Incoming senior forward Marina Nowak has played a large role in the Jimmies' recent success. Understandably, she and the rest of the team were surprised with Tuesday's announcement.

"We were definitely thrown for a loop with (Ulland) informing us about his resignation," Nowak said. "He was a great coach and I'm glad I got to expand my game from him the past three years."

Nowak, an exercise science major from Rogers, Minn., was recruited by Ulland out of high school. She, along with many others, are a ringing endorsement for Ulland and his new gig.

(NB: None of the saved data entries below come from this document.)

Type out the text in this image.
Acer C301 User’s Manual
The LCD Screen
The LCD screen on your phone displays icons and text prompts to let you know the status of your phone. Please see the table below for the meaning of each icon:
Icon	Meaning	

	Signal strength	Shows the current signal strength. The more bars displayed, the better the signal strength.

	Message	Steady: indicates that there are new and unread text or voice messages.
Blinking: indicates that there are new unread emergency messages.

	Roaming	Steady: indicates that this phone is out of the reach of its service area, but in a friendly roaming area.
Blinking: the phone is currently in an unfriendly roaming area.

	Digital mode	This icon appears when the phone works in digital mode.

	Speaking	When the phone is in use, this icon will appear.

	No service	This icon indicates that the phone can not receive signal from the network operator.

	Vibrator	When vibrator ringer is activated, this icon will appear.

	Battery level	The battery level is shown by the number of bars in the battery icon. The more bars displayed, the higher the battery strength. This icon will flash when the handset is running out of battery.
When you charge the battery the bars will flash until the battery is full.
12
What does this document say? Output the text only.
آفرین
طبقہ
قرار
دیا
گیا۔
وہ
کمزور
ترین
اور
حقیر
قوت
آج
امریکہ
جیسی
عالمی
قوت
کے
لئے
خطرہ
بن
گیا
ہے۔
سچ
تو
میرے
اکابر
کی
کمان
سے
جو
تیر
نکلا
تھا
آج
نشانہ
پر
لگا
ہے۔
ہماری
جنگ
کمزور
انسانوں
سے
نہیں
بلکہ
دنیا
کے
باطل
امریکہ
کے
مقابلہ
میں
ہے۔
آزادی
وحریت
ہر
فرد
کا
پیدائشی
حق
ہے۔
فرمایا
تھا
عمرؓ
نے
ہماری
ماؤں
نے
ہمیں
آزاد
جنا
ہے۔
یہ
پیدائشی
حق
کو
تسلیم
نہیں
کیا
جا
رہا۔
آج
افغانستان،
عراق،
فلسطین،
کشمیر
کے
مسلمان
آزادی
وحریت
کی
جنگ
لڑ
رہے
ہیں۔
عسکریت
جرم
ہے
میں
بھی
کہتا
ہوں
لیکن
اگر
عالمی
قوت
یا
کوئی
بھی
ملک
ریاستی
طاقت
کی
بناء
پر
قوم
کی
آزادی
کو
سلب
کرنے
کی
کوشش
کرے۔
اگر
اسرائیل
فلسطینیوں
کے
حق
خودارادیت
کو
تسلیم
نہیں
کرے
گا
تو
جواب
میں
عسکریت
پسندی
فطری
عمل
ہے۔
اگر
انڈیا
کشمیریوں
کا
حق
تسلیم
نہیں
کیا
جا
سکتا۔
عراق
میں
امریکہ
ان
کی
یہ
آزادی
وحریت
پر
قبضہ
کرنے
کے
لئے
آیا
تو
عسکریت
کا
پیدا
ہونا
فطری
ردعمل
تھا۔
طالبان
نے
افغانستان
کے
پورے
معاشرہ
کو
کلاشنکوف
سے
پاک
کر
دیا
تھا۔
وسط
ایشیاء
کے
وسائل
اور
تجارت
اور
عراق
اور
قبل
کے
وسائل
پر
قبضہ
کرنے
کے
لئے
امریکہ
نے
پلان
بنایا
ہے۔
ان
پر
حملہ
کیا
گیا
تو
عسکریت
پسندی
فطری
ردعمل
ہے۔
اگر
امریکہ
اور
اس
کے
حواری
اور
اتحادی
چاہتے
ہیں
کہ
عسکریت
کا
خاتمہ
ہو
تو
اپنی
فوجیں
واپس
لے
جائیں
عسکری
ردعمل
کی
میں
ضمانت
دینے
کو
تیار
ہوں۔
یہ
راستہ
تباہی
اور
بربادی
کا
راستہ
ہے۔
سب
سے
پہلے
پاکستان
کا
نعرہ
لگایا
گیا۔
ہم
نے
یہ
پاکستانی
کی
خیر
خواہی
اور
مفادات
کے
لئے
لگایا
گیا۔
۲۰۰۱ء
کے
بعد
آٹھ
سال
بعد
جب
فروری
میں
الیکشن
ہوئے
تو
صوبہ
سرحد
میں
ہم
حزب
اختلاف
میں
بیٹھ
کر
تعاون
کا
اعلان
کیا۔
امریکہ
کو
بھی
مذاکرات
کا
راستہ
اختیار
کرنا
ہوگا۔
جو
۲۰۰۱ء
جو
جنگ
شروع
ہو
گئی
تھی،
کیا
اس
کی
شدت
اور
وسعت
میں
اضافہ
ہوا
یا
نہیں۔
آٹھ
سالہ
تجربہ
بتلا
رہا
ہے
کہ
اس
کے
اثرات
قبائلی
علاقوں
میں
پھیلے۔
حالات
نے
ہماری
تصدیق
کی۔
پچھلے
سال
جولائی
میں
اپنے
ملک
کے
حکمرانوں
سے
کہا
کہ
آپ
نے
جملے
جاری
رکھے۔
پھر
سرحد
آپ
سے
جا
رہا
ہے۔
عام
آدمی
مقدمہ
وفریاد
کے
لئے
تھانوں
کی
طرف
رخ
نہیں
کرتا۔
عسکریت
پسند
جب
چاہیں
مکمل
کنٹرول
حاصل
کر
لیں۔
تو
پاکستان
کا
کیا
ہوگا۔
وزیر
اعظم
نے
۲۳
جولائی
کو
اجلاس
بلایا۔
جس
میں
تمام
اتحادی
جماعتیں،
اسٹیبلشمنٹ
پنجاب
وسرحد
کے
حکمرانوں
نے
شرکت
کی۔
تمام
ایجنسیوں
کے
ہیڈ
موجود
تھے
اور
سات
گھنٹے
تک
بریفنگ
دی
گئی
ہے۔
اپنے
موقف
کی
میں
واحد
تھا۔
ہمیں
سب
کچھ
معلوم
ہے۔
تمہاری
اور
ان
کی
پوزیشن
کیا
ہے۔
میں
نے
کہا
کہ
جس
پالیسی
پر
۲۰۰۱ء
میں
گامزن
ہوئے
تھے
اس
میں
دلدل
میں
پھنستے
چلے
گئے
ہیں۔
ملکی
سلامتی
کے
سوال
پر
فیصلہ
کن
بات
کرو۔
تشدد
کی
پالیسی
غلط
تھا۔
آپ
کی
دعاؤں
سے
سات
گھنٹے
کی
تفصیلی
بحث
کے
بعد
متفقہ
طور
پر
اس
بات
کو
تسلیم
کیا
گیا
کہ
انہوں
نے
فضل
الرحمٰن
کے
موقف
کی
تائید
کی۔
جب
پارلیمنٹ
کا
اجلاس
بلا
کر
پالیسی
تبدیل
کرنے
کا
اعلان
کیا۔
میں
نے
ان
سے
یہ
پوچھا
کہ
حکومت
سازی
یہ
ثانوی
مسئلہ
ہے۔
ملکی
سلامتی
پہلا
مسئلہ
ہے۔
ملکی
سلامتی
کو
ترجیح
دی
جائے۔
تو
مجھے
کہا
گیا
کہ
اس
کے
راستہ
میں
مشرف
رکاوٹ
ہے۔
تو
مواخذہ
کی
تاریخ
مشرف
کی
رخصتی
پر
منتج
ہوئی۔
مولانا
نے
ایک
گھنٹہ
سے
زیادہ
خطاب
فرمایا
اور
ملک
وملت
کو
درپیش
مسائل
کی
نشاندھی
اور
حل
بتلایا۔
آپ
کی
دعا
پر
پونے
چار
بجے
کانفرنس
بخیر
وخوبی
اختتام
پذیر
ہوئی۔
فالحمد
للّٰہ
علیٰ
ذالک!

"Greg kept on reassuring me it'd feel like home, and over the past three years this place has definitely become my second home and I've found my second family within the team," Nowak said. "Although I'm sad he won't be a part of my senior year, I'm extremely proud and happy for him and his family and wish him the best."

Ulland said saying goodbye to the team, which helped him reach the 200-win plateau last December, was difficult. The former coach holds a bachelor's degree in physical education from UJ and a master's degree in kinesiology from UND.

"I talked to the team (Tuesday) morning, and it was a very, very tough conversation," Ulland said. "You put a lot of time into those kids and they put a lot of faith in you. But I think they understand there's bigger things out there.

"Being a Jimmie is something special, and now I'm going to go out and try to get as many Jimmies as we possibly can."

Ulland and his wife, Brandie, have two daughters; Mea (10) and Harper (6.) Johnson said the search for Ulland's replacement on the bench is currently underway.

"We need to move quickly, but my biggest focus right now is making sure we do what's best for the student-athletes," Johnson said. "We have the pieces in place and one of the reasons for that is because of Greg. I'm extremely confident we'll find the right person."